Atmosfera w klubie z Limanowskiego staje się co raz bardziej napięta. My poprosiliśmy jednego z członków zarządu o ocenę obecnej sytuacji w jakiej znalazł się Raków.


Jak na czwartkowy wieczór wygląda sytuacja Rakowa?

– Spotykamy się dzisiaj o godzinie 16:00 i dalej walczymy. Wczoraj poszło oświadczenie do częstochowskich mediów w którym było napisane, że szykujemy się do likwidacji klubu. Staramy się przygotować zarówno kibiców jak całe środowisko piłkarskie nie tylko z Częstochowy na to najgorsze. Mimo to wierzymy, że jeszcze może się coś udać.

Obecnie jak wyglądają stosunki Rakowa zarówno z Urzędem Miasta Częstochowy jak i z samą Hutą ?
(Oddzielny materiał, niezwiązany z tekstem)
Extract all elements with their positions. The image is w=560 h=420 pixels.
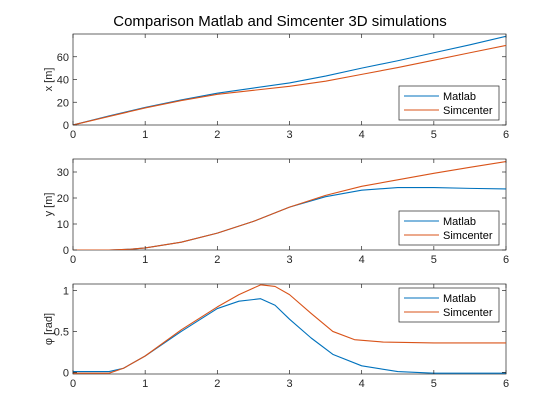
series-group [73, 161, 506, 250]
x-tick-label: 5 [431, 129, 437, 141]
x-tick-label: 4 [359, 378, 365, 390]
x-tick-label: 6 [503, 129, 509, 141]
y-tick-label: 0.5 [54, 326, 69, 338]
y-tick-label: 20 [57, 193, 69, 205]
series-group [73, 35, 506, 125]
x-tick-label: 0 [70, 254, 76, 266]
y-tick-label: 0 [63, 367, 69, 379]
x-tick-label: 0 [70, 378, 76, 390]
y-tick-label: 60 [57, 52, 69, 64]
x-tick-label: 6 [503, 254, 509, 266]
x-tick-label: 2 [214, 129, 220, 141]
legend-box [398, 210, 500, 246]
y-tick-label: 0 [63, 120, 69, 132]
y-tick-label: 40 [57, 75, 69, 87]
legend-label-matlab: Matlab [443, 216, 476, 228]
x-tick-label: 1 [142, 254, 148, 266]
x-tick-label: 5 [431, 254, 437, 266]
y-tick-label: 30 [57, 167, 69, 179]
x-tick-label: 0 [70, 129, 76, 141]
legend-label-simcenter: Simcenter [443, 307, 493, 319]
x-tick-label: 3 [286, 254, 292, 266]
x-tick-label: 5 [431, 378, 437, 390]
x-tick-label: 3 [286, 129, 292, 141]
legend-label-matlab: Matlab [443, 293, 476, 305]
legend: Matlab Simcenter [398, 85, 500, 121]
x-tick-label: 4 [359, 254, 365, 266]
legend-box [398, 287, 500, 323]
subplot-3: 0 1 2 3 4 5 6 0 0.5 1 φ [rad] Matlab Simcenter [43, 283, 509, 390]
x-tick-label: 1 [142, 129, 148, 141]
series-line-simcenter [73, 161, 506, 250]
legend-label-matlab: Matlab [443, 91, 476, 103]
legend: Matlab Simcenter [398, 210, 500, 246]
y-axis-label: y [m] [43, 193, 55, 217]
y-axis-label: x [m] [43, 68, 55, 92]
subplot-2: 0 1 2 3 4 5 6 0 10 20 30 y [m] Matlab Simcenter [43, 158, 509, 266]
y-tick-label: 0 [63, 245, 69, 257]
y-axis-label: φ [rad] [43, 313, 55, 345]
x-tick-label: 4 [359, 129, 365, 141]
legend-box [398, 85, 500, 121]
series-line-simcenter [73, 44, 506, 125]
legend-label-simcenter: Simcenter [443, 105, 493, 117]
y-tick-label: 20 [57, 97, 69, 109]
legend: Matlab Simcenter [398, 287, 500, 323]
legend-label-simcenter: Simcenter [443, 230, 493, 242]
series-line-matlab [73, 35, 506, 125]
x-tick-label: 2 [214, 254, 220, 266]
figure-title: Comparison Matlab and Simcenter 3D simul… [113, 13, 446, 30]
y-tick-label: 10 [57, 219, 69, 231]
x-tick-label: 3 [286, 378, 292, 390]
series-line-simcenter [73, 284, 506, 374]
x-tick-label: 6 [503, 378, 509, 390]
x-tick-label: 1 [142, 378, 148, 390]
y-tick-label: 1 [63, 286, 69, 298]
series-group [73, 284, 506, 374]
x-tick-label: 2 [214, 378, 220, 390]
– Oba te stosunki wyglądają bardzo nie ciekawie. W dniu dzisiejszym Huta podała informację, że wstrzymuje wypłaty wynagrodzeń dla pracowników bo nie ma wystarczających środków. Nam z kolei obiecują, że utrzymają dofinansowanie do klubu ale od obietnic do rzeczywistości jest droga bardzo daleka. Tu się boję, że do końca może być wszystko w porządku. Urząd Miasta oczekuje pełnego rozliczenia za 2009 rok.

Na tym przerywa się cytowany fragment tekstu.